Размер шрифта
-
+

Русский излом - стр. 10

Все это: фамилии знакомых родителей, прозвища друзей, названия окрестных деревень и поселков, легендарные бабки Кати и деды Васи, покоившиеся на сельском кладбище, и короткий прочерк между датами их рождения и смерти – прелюдия их с Сережкой жизни. Поэтому, думая о Сережке, Ксения чувствовала себя так, как если бы живая, она думала о себе мертвой.

Тут она вспомнила первое осознанное ощущение родства с ним.

На их улице в старом доме был свой живодер. В жилетке болотного цвета, в белой рубашечке и со скрипкой в футляре.
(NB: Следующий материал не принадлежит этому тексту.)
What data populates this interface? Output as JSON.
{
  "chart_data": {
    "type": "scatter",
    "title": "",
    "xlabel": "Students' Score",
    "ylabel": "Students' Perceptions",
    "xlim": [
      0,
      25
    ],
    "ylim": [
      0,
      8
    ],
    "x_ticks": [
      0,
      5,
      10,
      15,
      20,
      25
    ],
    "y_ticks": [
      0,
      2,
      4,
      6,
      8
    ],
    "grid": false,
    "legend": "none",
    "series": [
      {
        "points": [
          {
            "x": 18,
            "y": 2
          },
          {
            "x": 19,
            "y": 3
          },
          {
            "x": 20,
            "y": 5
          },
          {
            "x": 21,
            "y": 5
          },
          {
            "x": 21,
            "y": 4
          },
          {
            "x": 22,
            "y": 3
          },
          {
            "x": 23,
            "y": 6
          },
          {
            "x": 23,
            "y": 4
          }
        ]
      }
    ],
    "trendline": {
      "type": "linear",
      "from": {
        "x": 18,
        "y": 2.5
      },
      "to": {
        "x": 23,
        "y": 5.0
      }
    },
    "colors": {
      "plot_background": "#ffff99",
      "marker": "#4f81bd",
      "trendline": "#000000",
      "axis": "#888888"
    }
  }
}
Инструмент он ненавидел, но, чтобы не влетело от родителей, трепетно укладывал футляр на траву и в безопасное место, если играл в футбол с пацанами или бегал на заброшенной стройке. Он казался высоким, потому что с ним всегда ходили младшие. Приваживал малышей вкладышами от редких тогда жвачек. Ксюша нажаловалась родителям, что «скрипач» за жвачку заставил Светку—дурочку из школы для умственно отсталых снять перед ребятами трусы. Ребята прибегали смотреть со всей улицы и ржали. Родители не поверили Ксюше. В доме взрослые посмеивались и завидовали продвинутой семье «скрипача»: его отец был первым, как тогда говорили, «кооператором». Держал бакалейные лотки.
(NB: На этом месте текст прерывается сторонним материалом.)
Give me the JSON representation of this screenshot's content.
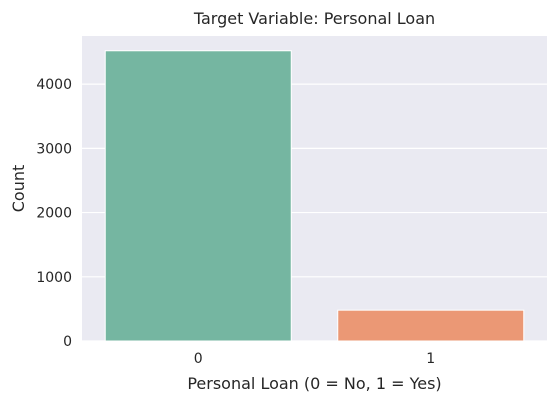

Всех хитросплетений дворовой политики Ксения уже не помнила. Но вот за гаражами, подвешенная на суку извивается рыжая кошка, а палач, упирается о футляр скрипки, усмехается, и шутит с немногочисленными свидетелями казни. Малышня смотрела на расправу со страхом и любопытством. Кто—то из дворовых позвал Ксюху с Сережкой. Ксюша остолбенела. Красновский молча срезал перочинным ножом веревку – кошка удрала с петлей на шее – подошел к «скрипачу», – Сережка был на голову ниже него – и свинчаткой в кулаке выбил ему два передних коренных зуба.

«Кооператор» приходил к Красновским с двумя амбалами, так и не понявшими, зачем их привели, орал на Красновских, и называл Сережку «выродком». Отец Ксюши заступился за детей – на этот раз обе семьи поверили «показаниям» девочки – и взрослые переругались. С тех пор во дворе Сережку считали «хулиганом». Ксюше сначала было обидно за него, потом стало все равно, что думают о нем чужие. Она догадалась: есть правда для всех, и настоящая правда о человеке, которому веришь.
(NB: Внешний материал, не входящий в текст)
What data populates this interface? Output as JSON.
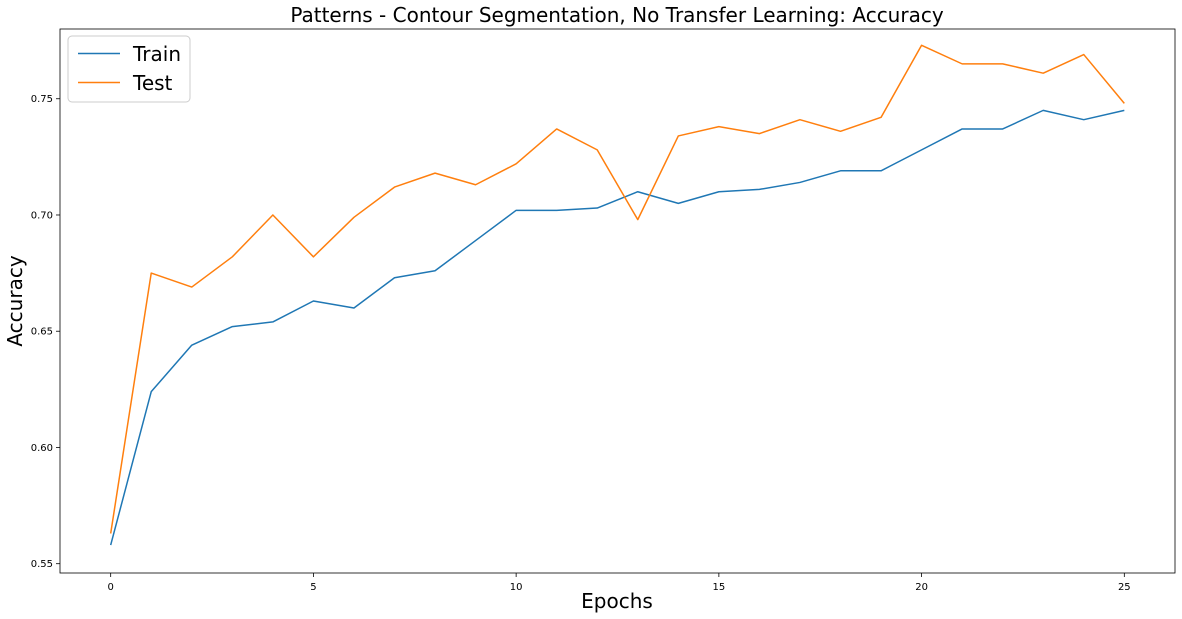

Ксения наткнулась взглядом на абзац: «Мы родились в стране лицемерной власти, где отсутствие свободы, человеческих прав, нищета народа, скудость духовных запросов (из—за векового отрицания самой души) и доброта простых людей произвели чудной гибрид…»

Девушка перелистала письмо. Это уже из военного училища. Ей, кажется, было шестнадцать. Ее раздражали высокопарные заимствования Сергея. Они жили в стороне от потрясений и ужасов своего времени, и узнали о них в институте из брошюр по новейшей истории. Где—то в прошлом, до отъезда Сергея был портвейн из горлышка в чужом подъезде, первая сигарета за компанию и «крупный» разговор с родителями. А потом учеба, репетиторы, английский язык, компьютерные курсы. Из той жизни она помнила вечернюю телепрограмму «Взгляд», и лет в одиннадцать балет «Лебединое озеро». На «балет» позже ее внимание обратили новые былинщики. А в тот день они с бабушкой Сашей телевизор не смотрели, и шептались перед сном, когда в дверь позвонили. Кряхтя и охая, бабушка ушла открывать. Сухенькая и седая, в ночной рубашке и в огромных войлочных шлепанцах, чтобы зимой помещались теплые домашние полусапожки: бабушка постоянно мерзла. Вошел Сережка. Ксения радостно чмокнула его в щеку.